Ik stel u in de gelegenheid om hierop te reageren.

GE: de IMSV is verlopen. 12 april 2021 is het bezwaar ingediend.

Met betrekking tot de wegingsfactor. Daarover is laatst een uitspraak gedaan die door de HR in behandeling is genomen.

R: die zaak kennen we. Het lage tarief in het Bpb was discriminerend.

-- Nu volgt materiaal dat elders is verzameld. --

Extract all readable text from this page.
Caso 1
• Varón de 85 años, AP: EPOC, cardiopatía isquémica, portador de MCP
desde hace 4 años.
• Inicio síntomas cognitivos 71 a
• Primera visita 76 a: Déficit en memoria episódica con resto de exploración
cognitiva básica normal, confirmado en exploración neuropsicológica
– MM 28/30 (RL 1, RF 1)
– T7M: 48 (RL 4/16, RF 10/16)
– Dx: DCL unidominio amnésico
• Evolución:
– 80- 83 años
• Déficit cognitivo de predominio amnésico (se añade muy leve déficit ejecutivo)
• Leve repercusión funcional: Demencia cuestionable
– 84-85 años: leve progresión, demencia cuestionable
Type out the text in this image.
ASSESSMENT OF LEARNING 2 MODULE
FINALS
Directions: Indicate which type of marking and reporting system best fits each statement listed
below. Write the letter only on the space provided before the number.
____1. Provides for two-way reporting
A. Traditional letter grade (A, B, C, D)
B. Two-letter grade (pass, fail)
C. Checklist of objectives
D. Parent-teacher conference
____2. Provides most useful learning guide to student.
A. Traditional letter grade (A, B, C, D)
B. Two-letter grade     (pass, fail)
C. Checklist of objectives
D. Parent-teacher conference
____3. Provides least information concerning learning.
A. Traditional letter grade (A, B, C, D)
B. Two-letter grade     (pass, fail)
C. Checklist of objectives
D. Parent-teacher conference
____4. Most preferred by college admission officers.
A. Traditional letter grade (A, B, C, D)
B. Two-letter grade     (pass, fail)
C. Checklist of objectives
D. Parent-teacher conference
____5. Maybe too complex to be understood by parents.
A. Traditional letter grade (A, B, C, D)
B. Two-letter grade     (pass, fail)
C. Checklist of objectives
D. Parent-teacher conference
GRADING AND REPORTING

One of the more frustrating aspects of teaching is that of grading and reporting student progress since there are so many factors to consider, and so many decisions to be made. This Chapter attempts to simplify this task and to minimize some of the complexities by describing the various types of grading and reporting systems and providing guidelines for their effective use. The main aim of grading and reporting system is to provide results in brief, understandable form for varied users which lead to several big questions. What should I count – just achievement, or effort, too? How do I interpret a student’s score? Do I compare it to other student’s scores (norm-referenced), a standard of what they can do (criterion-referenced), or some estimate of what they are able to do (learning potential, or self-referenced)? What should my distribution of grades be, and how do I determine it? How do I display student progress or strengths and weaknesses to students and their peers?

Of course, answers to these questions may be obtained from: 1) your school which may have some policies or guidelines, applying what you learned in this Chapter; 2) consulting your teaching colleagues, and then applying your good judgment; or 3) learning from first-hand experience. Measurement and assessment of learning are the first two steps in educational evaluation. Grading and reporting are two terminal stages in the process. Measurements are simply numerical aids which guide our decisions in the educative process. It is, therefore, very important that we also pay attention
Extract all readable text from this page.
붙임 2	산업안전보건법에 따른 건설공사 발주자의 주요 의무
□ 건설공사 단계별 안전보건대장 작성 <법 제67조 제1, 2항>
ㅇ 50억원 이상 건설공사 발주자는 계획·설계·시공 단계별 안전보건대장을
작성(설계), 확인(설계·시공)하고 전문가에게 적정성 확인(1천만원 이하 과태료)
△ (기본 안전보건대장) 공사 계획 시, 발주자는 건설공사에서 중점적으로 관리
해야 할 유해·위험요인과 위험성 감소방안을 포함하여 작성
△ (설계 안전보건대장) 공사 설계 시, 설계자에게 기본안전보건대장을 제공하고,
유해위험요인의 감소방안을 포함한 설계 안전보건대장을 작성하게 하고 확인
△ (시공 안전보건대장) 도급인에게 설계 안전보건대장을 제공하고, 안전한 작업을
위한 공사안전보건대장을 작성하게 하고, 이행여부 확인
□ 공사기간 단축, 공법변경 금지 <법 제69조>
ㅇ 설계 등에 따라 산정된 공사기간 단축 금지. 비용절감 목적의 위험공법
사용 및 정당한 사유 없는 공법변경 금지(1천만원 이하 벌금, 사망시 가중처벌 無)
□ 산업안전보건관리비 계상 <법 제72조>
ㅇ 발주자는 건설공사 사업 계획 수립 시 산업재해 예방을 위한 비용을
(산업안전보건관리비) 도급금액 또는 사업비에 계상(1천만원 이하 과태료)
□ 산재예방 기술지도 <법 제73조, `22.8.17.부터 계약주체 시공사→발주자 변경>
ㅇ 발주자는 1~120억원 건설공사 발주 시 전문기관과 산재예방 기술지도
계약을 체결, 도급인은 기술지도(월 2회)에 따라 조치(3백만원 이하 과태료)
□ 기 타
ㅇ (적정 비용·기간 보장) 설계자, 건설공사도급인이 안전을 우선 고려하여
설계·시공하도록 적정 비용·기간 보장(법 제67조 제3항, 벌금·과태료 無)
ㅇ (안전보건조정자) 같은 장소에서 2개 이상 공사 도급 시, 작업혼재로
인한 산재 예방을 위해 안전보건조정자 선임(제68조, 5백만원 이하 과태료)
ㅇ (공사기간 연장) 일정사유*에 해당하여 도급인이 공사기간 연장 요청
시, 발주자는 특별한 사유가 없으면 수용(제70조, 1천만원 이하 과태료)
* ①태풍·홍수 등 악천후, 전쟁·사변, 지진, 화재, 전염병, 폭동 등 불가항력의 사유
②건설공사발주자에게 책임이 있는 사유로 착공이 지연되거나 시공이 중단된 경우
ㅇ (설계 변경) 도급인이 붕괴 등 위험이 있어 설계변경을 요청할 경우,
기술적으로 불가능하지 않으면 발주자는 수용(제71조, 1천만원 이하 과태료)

V: Ik heb er een mening over. Ik vind dat WOZ-zaken lager dan gemiddeld moeten worden gezien. De vergoedingen zijn buitenproportioneel gelet op de werkzaamheden die verricht moeten worden. Ik vind het fijn dat uw rechtbank zich erover buigt.

R: en iets over het arrest van de HR?

V: Die uitspraak snapte ik wel.

R: En de redelijke termijn is overschreden?

V: Ja dat klopt.

De rechtbank sluit het onderzoek en deelt partijen mee dat uiterlijk over zes weken schriftelijk uitspraak wordt gedaan. […]”

3 Geschil

In hoger beroep is in geschil:

- of de Rechtbank in strijd heeft gehandeld met de goede procesorde;

- of de uitspraak moet worden vernietigd omdat de Rechtbank deze in strijd met artikel 8:77, lid 3 van de Algemene wet bestuursrecht (hierna: Awb) heeft gedaan;

- of de waarde van de woning per de waardepeildatum, na vermindering naar aanleiding van het bezwaar en beroep, te hoog is vastgesteld;

- de hoogte van de door de Rechtbank bepaalde proceskostenvergoeding; en

- de hoogte van de vergoeding in verband met een overschrijding van de redelijke termijn waarbinnen de Rechtbank had moeten beslissen.